Animal Infectious Disease Laboratory, School of Veterinary Medicine, Yangzhou University, Yangzhou, Jiangsu, China; Jiangsu Co-innovation Center for Prevention and Control of Important Animal Infectious Diseases and Zoonosis, Yangzhou University, Yangzhou, Jiangsu, China; Key Laboratory of Prevention and Control of Biological Hazard Factors (Animal Origin) for Agri-food Safety and Quality, Ministry of Agriculture of China (26116120), Yangzhou University, Yangzhou, China.
Animal Infectious Disease Laboratory, School of Veterinary Medicine, Yangzhou University, Yangzhou, Jiangsu, China; Joint International Research Laboratory of Agriculture and Agri-Product Safety, The Ministry of Education of China, Yangzhou University, Yangzhou, China; Key Laboratory of Prevention and Control of Biological Hazard Factors (Animal Origin) for Agri-food Safety and Quality, Ministry of Agriculture of China (26116120), Yangzhou University, Yangzhou, China.
Antiviral Res. 2023 Jul;215:105637. doi: 10.1016/j.antiviral.2023.105637. Epub 2023 May 18.
Emerging evidence has demonstrated the critical role of long noncoding RNAs (lncRNAs) in regulating gene expression. However, the functional significance and mechanisms underlying influenza A virus (IAV)-host lncRNA interactions are still elusive. Here, we identified a functional lncRNA, LncRNA#61, as a broad anti-IAV factor. LncRNA#61 is highly upregulated by different subtypes of IAV, including human H1N1 virus and avian H5N1 and H7N9 viruses.
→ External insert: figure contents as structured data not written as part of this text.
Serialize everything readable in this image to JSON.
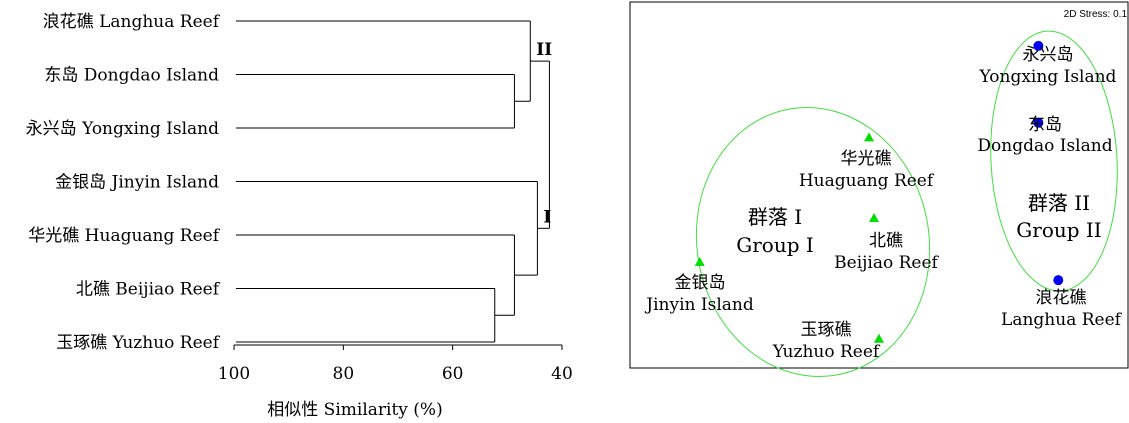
{
  "chart_data": [
    {
      "type": "dendrogram",
      "xlabel": "相似性  Similarity (%)",
      "xlim": [
        100,
        40
      ],
      "xticks": [
        100,
        80,
        60,
        40
      ],
      "leaves": [
        "浪花礁  Langhua  Reef",
        "东岛  Dongdao  Island",
        "永兴岛  Yongxing  Island",
        "金银岛  Jinyin  Island",
        "华光礁  Huaguang Reef",
        "北礁  Beijiao  Reef",
        "玉琢礁  Yuzhuo Reef"
      ],
      "merges": [
        {
          "left": "leaf:5",
          "right": "leaf:6",
          "similarity": 52.3
        },
        {
          "left": "leaf:4",
          "right": "m0",
          "similarity": 48.7
        },
        {
          "left": "leaf:1",
          "right": "leaf:2",
          "similarity": 48.7
        },
        {
          "left": "leaf:3",
          "right": "m1",
          "similarity": 44.5
        },
        {
          "left": "leaf:0",
          "right": "m2",
          "similarity": 45.8
        },
        {
          "left": "m4",
          "right": "m3",
          "similarity": 42.3
        }
      ],
      "cluster_labels": [
        {
          "text": "II",
          "cluster": "m4"
        },
        {
          "text": "I",
          "cluster": "m3"
        }
      ]
    },
    {
      "type": "scatter",
      "stress_label": "2D Stress: 0.1",
      "points": [
        {
          "name": "永兴岛",
          "name_en": "Yongxing Island",
          "group": "II",
          "marker": "circle",
          "x": 0.82,
          "y": 0.88
        },
        {
          "name": "东岛",
          "name_en": "Dongdao Island",
          "group": "II",
          "marker": "circle",
          "x": 0.82,
          "y": 0.67
        },
        {
          "name": "浪花礁",
          "name_en": "Langhua Reef",
          "group": "II",
          "marker": "circle",
          "x": 0.86,
          "y": 0.24
        },
        {
          "name": "华光礁",
          "name_en": "Huaguang Reef",
          "group": "I",
          "marker": "triangle",
          "x": 0.48,
          "y": 0.63
        },
        {
          "name": "北礁",
          "name_en": "Beijiao Reef",
          "group": "I",
          "marker": "triangle",
          "x": 0.49,
          "y": 0.41
        },
        {
          "name": "金银岛",
          "name_en": "Jinyin Island",
          "group": "I",
          "marker": "triangle",
          "x": 0.14,
          "y": 0.29
        },
        {
          "name": "玉琢礁",
          "name_en": "Yuzhuo Reef",
          "group": "I",
          "marker": "triangle",
          "x": 0.5,
          "y": 0.08
        }
      ],
      "groups": [
        {
          "id": "I",
          "label_cn": "群落 I",
          "label_en": "Group I"
        },
        {
          "id": "II",
          "label_cn": "群落 II",
          "label_en": "Group II"
        }
      ],
      "colors": {
        "group_I": "#00dd00",
        "group_II": "#0000ee",
        "ellipse": "#44dd44"
      }
    }
  ]
}
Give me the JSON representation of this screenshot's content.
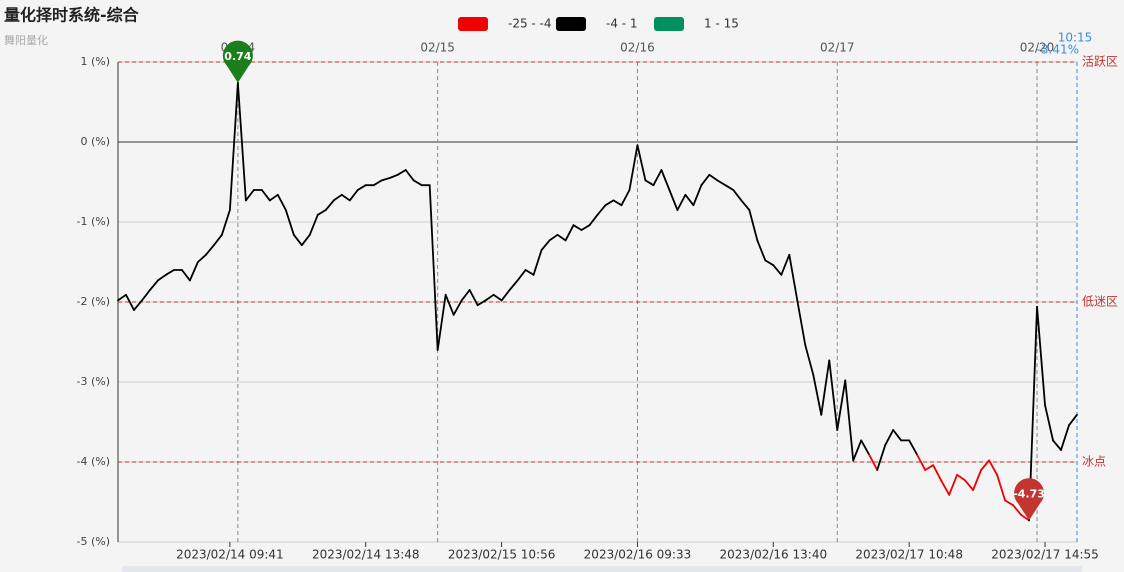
{
  "chart_data": {
    "type": "line",
    "title": "量化择时系统-综合",
    "subtitle": "舞阳量化",
    "pieces": [
      {
        "min": -25,
        "max": -4,
        "label": "-25 - -4",
        "color": "#f00000"
      },
      {
        "min": -4,
        "max": 1,
        "label": "-4 - 1",
        "color": "#000000"
      },
      {
        "min": 1,
        "max": 15,
        "label": "1 - 15",
        "color": "#009060"
      }
    ],
    "values": [
      -1.98,
      -1.91,
      -2.1,
      -1.98,
      -1.85,
      -1.73,
      -1.66,
      -1.6,
      -1.6,
      -1.73,
      -1.5,
      -1.41,
      -1.29,
      -1.16,
      -0.85,
      0.74,
      -0.73,
      -0.6,
      -0.6,
      -0.73,
      -0.66,
      -0.85,
      -1.16,
      -1.29,
      -1.16,
      -0.91,
      -0.85,
      -0.73,
      -0.66,
      -0.73,
      -0.6,
      -0.54,
      -0.54,
      -0.48,
      -0.45,
      -0.41,
      -0.35,
      -0.48,
      -0.54,
      -0.54,
      -2.6,
      -1.91,
      -2.16,
      -1.98,
      -1.85,
      -2.04,
      -1.98,
      -1.91,
      -1.98,
      -1.85,
      -1.73,
      -1.6,
      -1.66,
      -1.35,
      -1.23,
      -1.16,
      -1.23,
      -1.04,
      -1.1,
      -1.04,
      -0.91,
      -0.79,
      -0.73,
      -0.79,
      -0.6,
      -0.04,
      -0.48,
      -0.54,
      -0.35,
      -0.6,
      -0.85,
      -0.66,
      -0.79,
      -0.54,
      -0.41,
      -0.48,
      -0.54,
      -0.6,
      -0.73,
      -0.85,
      -1.23,
      -1.48,
      -1.54,
      -1.66,
      -1.41,
      -1.98,
      -2.54,
      -2.91,
      -3.41,
      -2.73,
      -3.6,
      -2.98,
      -3.98,
      -3.73,
      -3.91,
      -4.1,
      -3.79,
      -3.6,
      -3.73,
      -3.73,
      -3.91,
      -4.1,
      -4.04,
      -4.23,
      -4.41,
      -4.16,
      -4.23,
      -4.35,
      -4.1,
      -3.98,
      -4.16,
      -4.48,
      -4.54,
      -4.66,
      -4.73,
      -2.06,
      -3.29,
      -3.73,
      -3.85,
      -3.54,
      -3.41
    ],
    "last_label": "-3.41%",
    "xlim": [
      0,
      120
    ],
    "xticks": [
      {
        "value": 14,
        "label": "2023/02/14 09:41"
      },
      {
        "value": 31,
        "label": "2023/02/14 13:48"
      },
      {
        "value": 48,
        "label": "2023/02/15 10:56"
      },
      {
        "value": 65,
        "label": "2023/02/16 09:33"
      },
      {
        "value": 82,
        "label": "2023/02/16 13:40"
      },
      {
        "value": 99,
        "label": "2023/02/17 10:48"
      },
      {
        "value": 116,
        "label": "2023/02/17 14:55"
      }
    ],
    "top_ticks": [
      {
        "value": 15,
        "label": "02/14"
      },
      {
        "value": 40,
        "label": "02/15"
      },
      {
        "value": 65,
        "label": "02/16"
      },
      {
        "value": 90,
        "label": "02/17"
      },
      {
        "value": 115,
        "label": "02/20"
      },
      {
        "value": 120,
        "label": "10:15"
      }
    ],
    "ylim": [
      -5,
      1
    ],
    "yticks": [
      {
        "value": 1,
        "label": "1 (%)"
      },
      {
        "value": 0,
        "label": "0 (%)"
      },
      {
        "value": -1,
        "label": "-1 (%)"
      },
      {
        "value": -2,
        "label": "-2 (%)"
      },
      {
        "value": -3,
        "label": "-3 (%)"
      },
      {
        "value": -4,
        "label": "-4 (%)"
      },
      {
        "value": -5,
        "label": "-5 (%)"
      }
    ],
    "grid": true,
    "mark_lines": [
      {
        "value": 1,
        "label": "活跃区"
      },
      {
        "value": -2,
        "label": "低迷区"
      },
      {
        "value": -4,
        "label": "冰点"
      }
    ],
    "mark_points": [
      {
        "type": "max",
        "color": "#1a7f1a"
      },
      {
        "type": "min",
        "color": "#c23531"
      }
    ]
  }
}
Furthermore, nuclear-enriched LncRNA#61 can translocate from the nucleus to the cytoplasm soon after IAV infection. Forced LncRNA#61 expression dramatically impedes viral replication of various subtypes of IAV, including human H1N1 virus and avian H3N2/N8, H4N6, H5N1, H6N2/N8, H7N9, H8N4, H10N3, H11N2/N6/N9 viruses. Conversely, abolishing LncRNA#61 expression substantially favored viral replication. More importantly, LncRNA#61 delivered by the lipid nanoparticle (LNP)-encapsulated strategy shows good performance in restraining viral replication in mice. Interestingly, LncRNA#61 is involved in multiple steps of the viral replication cycle, including virus entry, viral RNA synthesis and the virus release period. Mechanistically, the four long ring arms of LncRNA#61 mainly mediate its broad antiviral effect and contribute to its inhibition of viral polymerase activity and nuclear aggregation of key polymerase components. Therefore, we defined LncRNA#61 as a potential broad-spectrum antiviral factor for IAV. Our study further extends our understanding of the stunning and unanticipated biology of lncRNAs as well as their close interaction with IAV, providing valuable clues for developing novel broad anti-IAV therapeutics targeting host lncRNAs.
新兴证据表明,长非编码 RNA(lncRNA)在调节基因表达中起着关键作用。然而,流感病毒(IAV)与宿主 lncRNA 相互作用的功能意义和机制仍不清楚。在这里,我们鉴定了一种功能性 lncRNA,LncRNA#61,作为一种广谱抗 IAV 因子。不同亚型的 IAV,包括人 H1N1 病毒和禽 H5N1 和 H7N9 病毒,都会强烈上调 LncRNA#61 的表达。此外,富含核的 LncRNA#61 在 IAV 感染后很快从核内转移到细胞质。强制表达 LncRNA#61 可显著抑制各种亚型的 IAV 复制,包括人 H1N1 病毒和禽 H3N2/N8、H4N6、H5N1、H6N2/N8、H7N9、H8N4、H10N3、H11N2/N6/N9 病毒。相反,敲低 LncRNA#61 的表达会显著促进病毒的复制。更重要的是,脂质纳米颗粒(LNP)包裹的 LncRNA#61 策略在抑制小鼠体内病毒复制方面表现出良好的性能。有趣的是,LncRNA#61 参与病毒复制周期的多个步骤,包括病毒进入、病毒 RNA 合成和病毒释放期。在机制上,LncRNA#61 的四个长环臂主要介导其广谱抗病毒作用,并有助于其抑制病毒聚合酶活性和关键聚合酶成分的核聚集。因此,我们将 LncRNA#61 定义为一种潜在的广谱抗 IAV 因子。我们的研究进一步扩展了我们对 lncRNA 惊人的、意料之外的生物学及其与 IAV 密切相互作用的理解,为开发针对宿主 lncRNA 的新型广谱抗 IAV 治疗方法提供了有价值的线索。